# Tier 1 HSMP visa timeline??



## Shankar (Dec 19, 2008)

What is the timeline to get the HSMP visa?


----------



## ukjackk (Oct 13, 2008)

*Uk hsmp*



Shankar said:


> What is the timeline to get the HSMP visa?


It can take upto 14 weeks technically though mine got processed within 10 weeks through an agency.


----------



## zeditave (Jan 14, 2009)

have been sponsored in the UK for over 4yrs, but just got made redundant. Told I am eligible for Tier I. Anyone know what my status is until that is approved, or even applied for?


----------



## Piyush (Apr 20, 2009)

Shankar said:


> What is the timeline to get the HSMP visa?


It generally takes between 6-8 weeks depending on what time of the year you are applying and from where. Generally, the period just before fresh intake of universities in UK, the no of applications is high and hence you might have to wait longer than usual.


----------



## Piyush (Apr 20, 2009)

zeditave said:


> have been sponsored in the UK for over 4yrs, but just got made redundant. Told I am eligible for Tier I. Anyone know what my status is until that is approved, or even applied for?
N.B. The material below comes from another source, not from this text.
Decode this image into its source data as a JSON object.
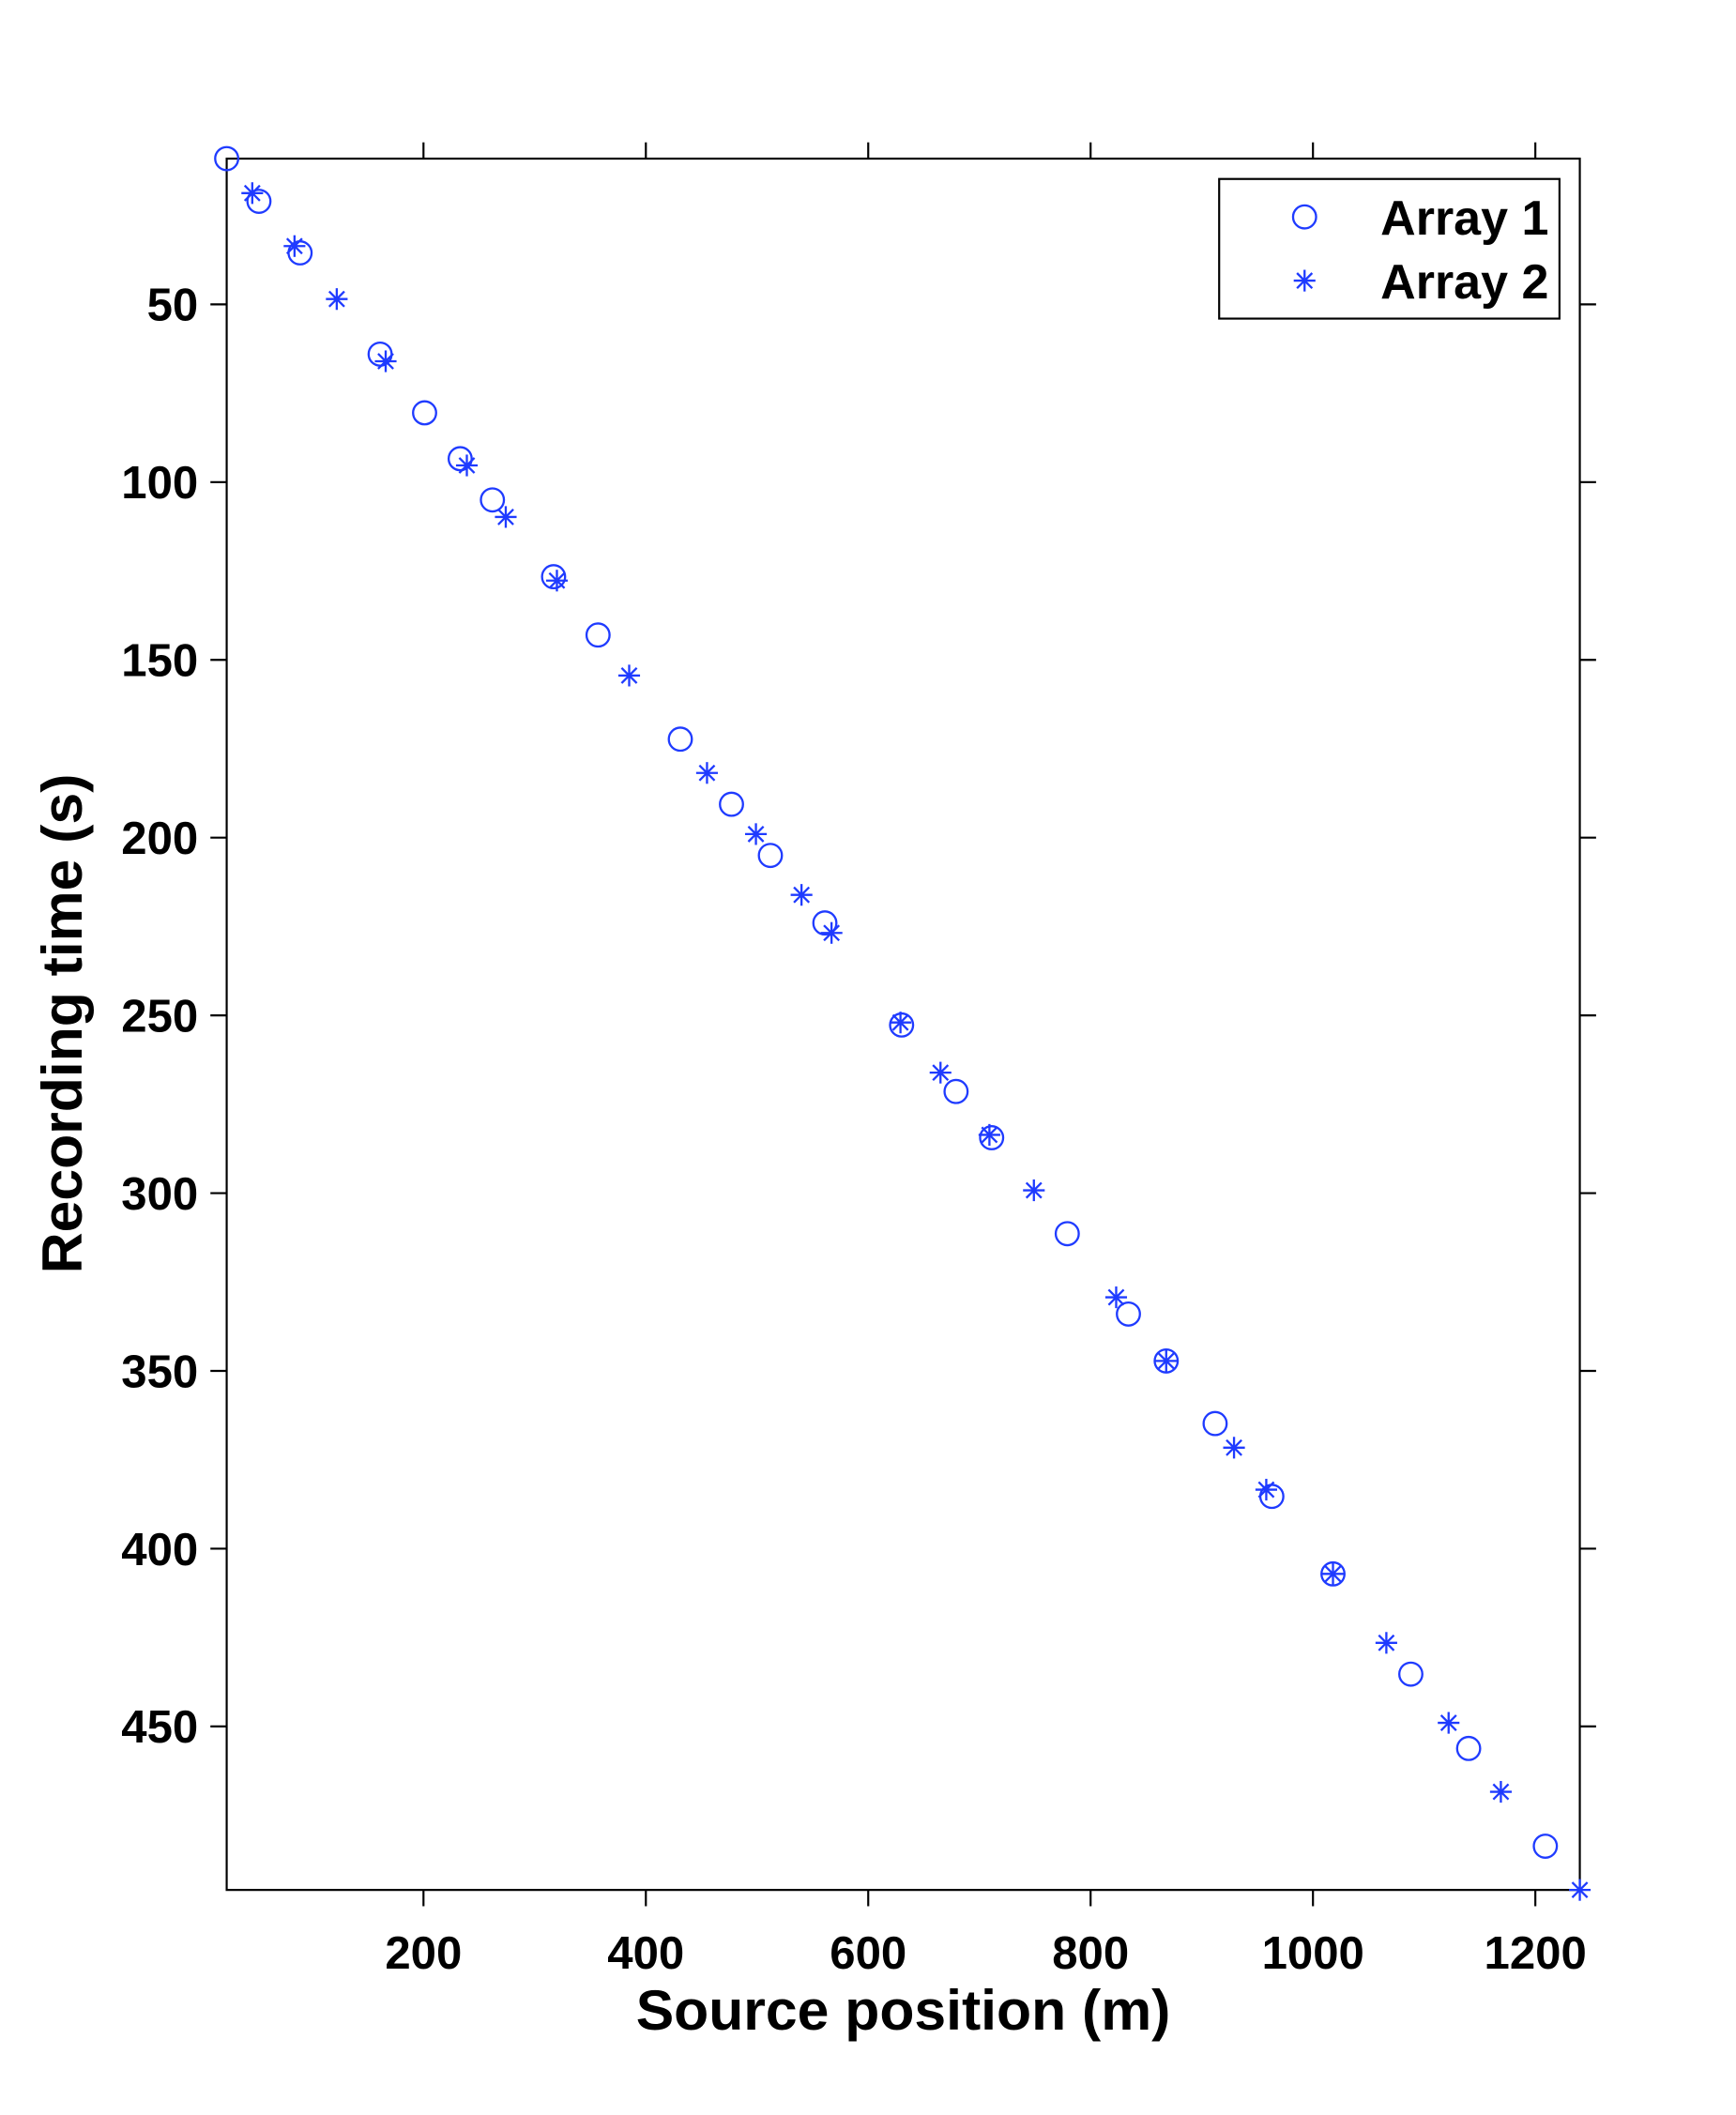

You can check if you are eligible or not using the Points calculator at the Home Office website. If you apply for the T1 visa soon, you will be permitted to stay within UK till the time that you get a result on your application. Else you might be classified as a visa overstayer.


----------



## zeditave (Jan 14, 2009)

Tier1VisaShop said:


> You can check if you are eligible or not using the Points calculator at the Home Office website. If you apply for the T1 visa soon, you will be permitted to stay within UK till the time that you get a result on your application. Else you might be classified as a visa overstayer.


Thanks for the reply. Long since sorted now.


----------